Retomemos então as noites de Domingo, as incríveis noites de Domingo, que por serem assim, afastadas do dia, nos aparecem, tantas vezes, distantes da realidade comum.
Espanha acabava de ganhar no futebol, aos poucos chegávamos e começávamos a preparar os sacos. Rezamos juntos e pouco depois seguimos para o sítio do Sr. JC. Já dormitava quando chegamos mas pôs-se a pé num ápice e com a sua natural simpatia começou a inevitável conversa sobre o a final do europeu. Aguarda a próxima entrevista na segurança social, mas a esperança de vir a ter um quarto é pouca. O verão faz com que vá aguentando a bronquite e espantando a solidão com as cartas batidas durante as tardes de S. Lázaro. Temos reparado que, mal saimos, come imediatamente o que lhe deixamos.
Seguimos ao encontro do nossos amigos de C. De entre todos (o Sr. A e o amigo A, o J, a. AM e o amigo A) a AM era a mais espirituosa, e naquela noite estava particularmente inspirada. A ânsia pelos dias quentes, que entretanto chegaram, acumulava a necessidade de extravazar tristezas, de tomar um banho de mar, outro de sol, e limpar as angústias que a chuva insistia em manter. Foi esse o testemunho que ela nos deu: por detrás do bronze apurado irradiava felicidade naquela vaidade tão feminina, pontuando o momento de provocações meio eróticas a propósito de um cigarro cravado ao Sr. A. Só pudemos rir juntos naquela cumplicidade que também a nós nos alenta.

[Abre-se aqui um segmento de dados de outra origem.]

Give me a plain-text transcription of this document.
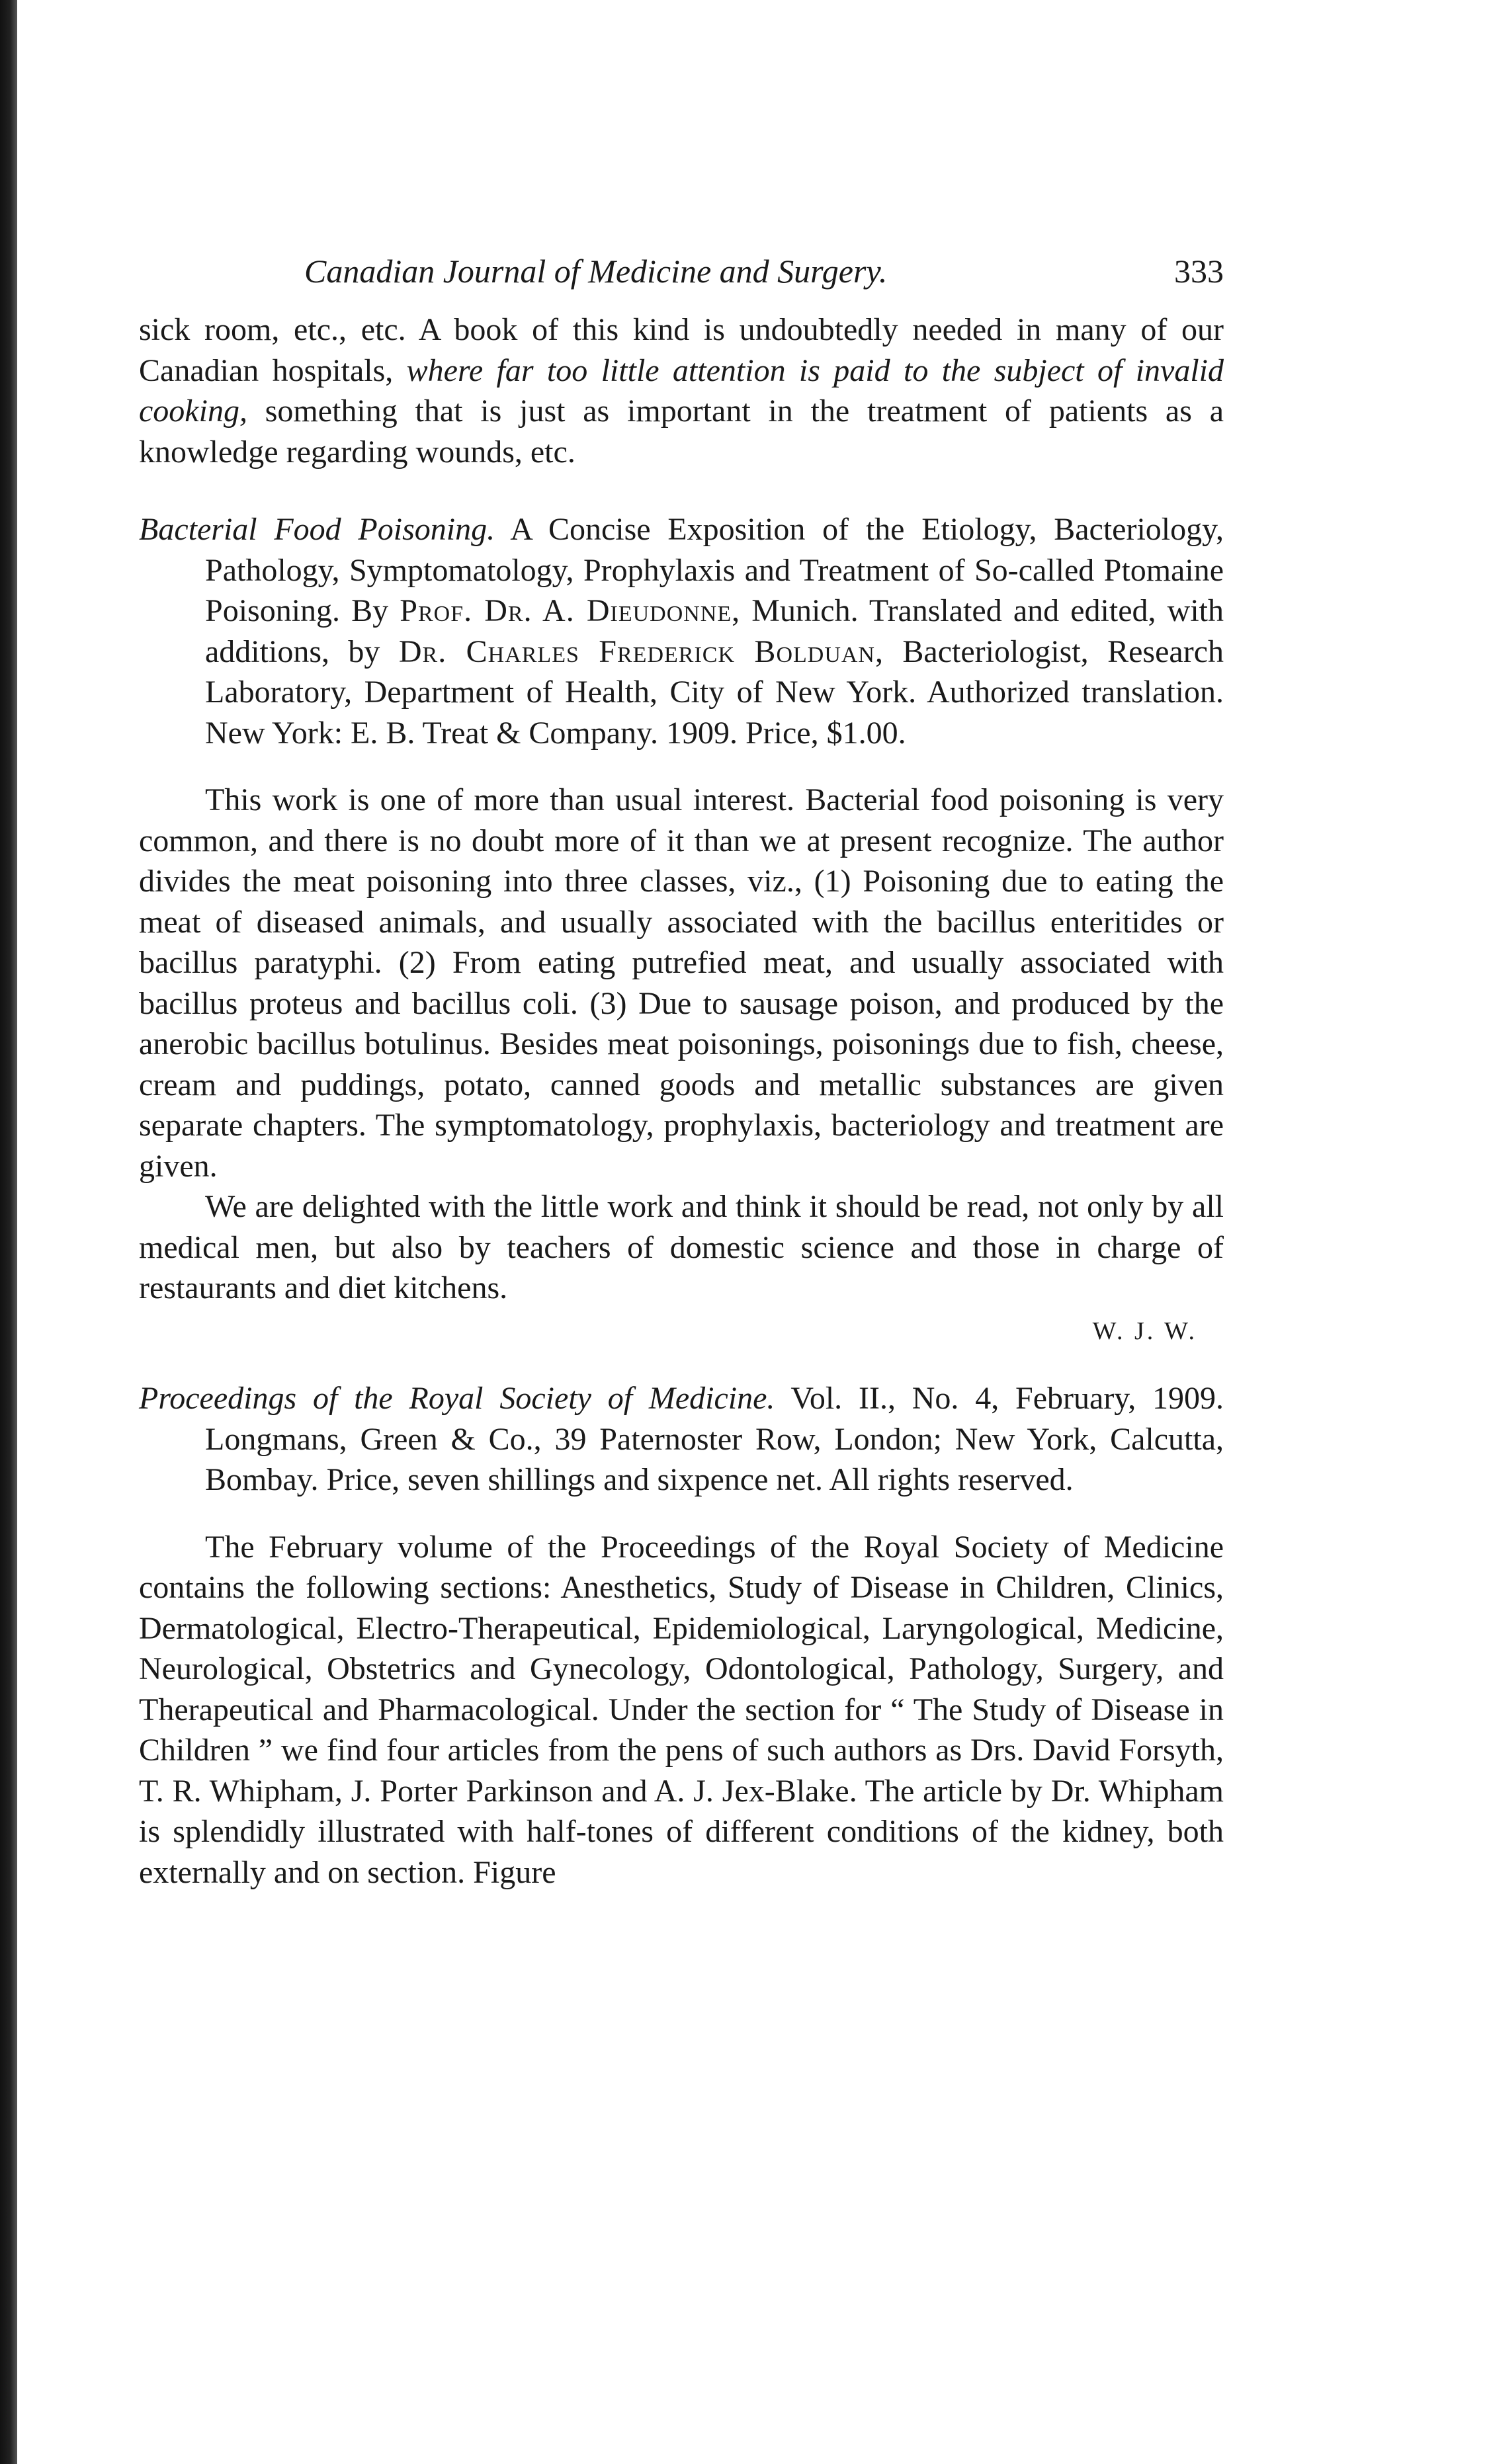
Canadian Journal of Medicine and Surgery.	333

sick room, etc., etc. A book of this kind is undoubtedly needed in many of our Canadian hospitals, where far too little attention is paid to the subject of invalid cooking, something that is just as important in the treatment of patients as a knowledge regarding wounds, etc.

Bacterial Food Poisoning. A Concise Exposition of the Etiology, Bacteriology, Pathology, Symptomatology, Prophylaxis and Treatment of So-called Ptomaine Poisoning. By Prof. Dr. A. Dieudonne, Munich. Translated and edited, with additions, by Dr. Charles Frederick Bolduan, Bacteriologist, Research Laboratory, Department of Health, City of New York. Authorized translation. New York: E. B. Treat & Company. 1909. Price, $1.00.

This work is one of more than usual interest. Bacterial food poisoning is very common, and there is no doubt more of it than we at present recognize. The author divides the meat poisoning into three classes, viz., (1) Poisoning due to eating the meat of diseased animals, and usually associated with the bacillus enteritides or bacillus paratyphi. (2) From eating putrefied meat, and usually associated with bacillus proteus and bacillus coli. (3) Due to sausage poison, and produced by the anerobic bacillus botulinus. Besides meat poisonings, poisonings due to fish, cheese, cream and puddings, potato, canned goods and metallic substances are given separate chapters. The symptomatology, prophylaxis, bacteriology and treatment are given.

We are delighted with the little work and think it should be read, not only by all medical men, but also by teachers of domestic science and those in charge of restaurants and diet kitchens.

W. J. W.

Proceedings of the Royal Society of Medicine. Vol. II., No. 4, February, 1909. Longmans, Green & Co., 39 Paternoster Row, London; New York, Calcutta, Bombay. Price, seven shillings and sixpence net. All rights reserved.

The February volume of the Proceedings of the Royal Society of Medicine contains the following sections: Anesthetics, Study of Disease in Children, Clinics, Dermatological, Electro-Therapeutical, Epidemiological, Laryngological, Medicine, Neurological, Obstetrics and Gynecology, Odontological, Pathology, Surgery, and Therapeutical and Pharmacological. Under the section for “ The Study of Disease in Children ” we find four articles from the pens of such authors as Drs. David Forsyth, T. R. Whipham, J. Porter Parkinson and A. J. Jex-Blake. The article by Dr. Whipham is splendidly illustrated with half-tones of different conditions of the kidney, both externally and on section. Figure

Depois estivemos com o Sr. E que já se embrulhava nos cobertores preparando o sono. Desta vez falhamos na camisa azul que nos pediu, mas pudemos compensar com uma de outra cor e ainda uma t-shirt. Entretanto chegava o M (o mais alto). Vinha sozinho e foi pena ver que continua a arrastar o seu ar pesaroso pelas ruas, ainda sem força para assumir o compromisso de um tratamento. Não quis conversar muito, recolheu ao seu espaço, meio envergonhado, meio triste.
Na última paragem o Sr. F estava, como sempre, mergulhado no seu plástico negro, numa camuflagem que tantas vezes nos faz duvidar da sua presença. Chamamos por ele e logo destapou a cabeça, olhando com aquele ar malandro de quem (ele garante) nunca dorme. Estava mais sossegado desta vez, pouco falou, apenas concordava com o que diziamos. A conversa foi curta e desta vez sem estórias mirabulantes e difíceis de acreditar. Nem sempre se resiste á melancolia e é inevitável sucumbir-se ao silêncio e á escuta, como se fosse importante por vezes lembrar-nos a dureza da vida na rua. Pouco depois cobriu-se novamente enquanto voltávamos ao carro. E assim terminava a ronda.
Vamos continuar trazer as noites de Domingo, vamos continuar a traze-las à luz do dia, o luminoso dia de sermos todos feitos do mesmo sopro.